Books

There are many books written about the Fens, here are some that may be of interest (more to follow).

The Fens: Discovering England’s Ancient Depths

by Francis Pryor

A remarkable account of the Fens and their human and landscape history, particularly focusing on the archaeology. 2020.

Imperial Mud The Fight for the Fens

by James Boyce

This is an excellent book that examines and describes the major impact that the drainage of the fens had on local society, economy, politics, ownership and the environment. Detailed but very readable, it puts the landscape and its changes in a different (and complex) context! Of interest to anyone living in or visiting the Fens today or to those wishing to understand the dynamic and often sudden changes that transformed one of lowland Britain’s iconic (and valuable) regions. 2021

 The Fenland Project No.9: Flandrian Environmental Change in Fenland

(EAA 70)

by M. Waller

An amazingly detailed study of the Holocene (Flandrian) geology of the Fens and its associated archaeology. Part of the East Anglian Archaeology Fenland Project. 1994. ‘The report can be downloaded here.
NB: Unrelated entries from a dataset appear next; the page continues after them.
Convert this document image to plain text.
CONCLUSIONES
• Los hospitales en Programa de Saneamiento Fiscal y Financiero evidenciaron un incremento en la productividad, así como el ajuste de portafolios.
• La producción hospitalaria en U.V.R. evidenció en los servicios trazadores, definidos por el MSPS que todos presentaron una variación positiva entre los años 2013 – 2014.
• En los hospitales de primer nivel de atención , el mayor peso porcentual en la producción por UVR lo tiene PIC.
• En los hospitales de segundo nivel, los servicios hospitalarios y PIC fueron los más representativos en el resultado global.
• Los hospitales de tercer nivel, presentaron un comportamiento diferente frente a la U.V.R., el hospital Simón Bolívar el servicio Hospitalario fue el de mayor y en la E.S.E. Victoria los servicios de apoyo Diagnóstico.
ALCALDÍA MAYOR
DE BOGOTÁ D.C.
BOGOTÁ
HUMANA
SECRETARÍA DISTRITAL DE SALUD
The results of the Fenland Project’s palaeoenvironmental programme are described in this volume. The overall aim of the Project was to place archaeological sites discovered by field survey within their contemporary landscape. To this end, the palaeoenvironmental programme concentrated on the recent (Flandrian) deposits of Fenland.

The other reports in the project, covering individual areas of Fenland, can be accessed and downloaded here.

The Changing Fenland

by  H C Darby

An updated version of Darby’s previous ‘The Draining of the Fens’ (first published in 1940) with added information on medieval fenland and 20th century changes. 1983.

The Anglo Saxon Fenland

by  Susan Oosthuizen

A summary of the Fens in Anglo Saxon times. 2017

The Draining of the Fens

by Eric H Ash

More recent than Darby, but again a comprehensive record of the drainage. 2017.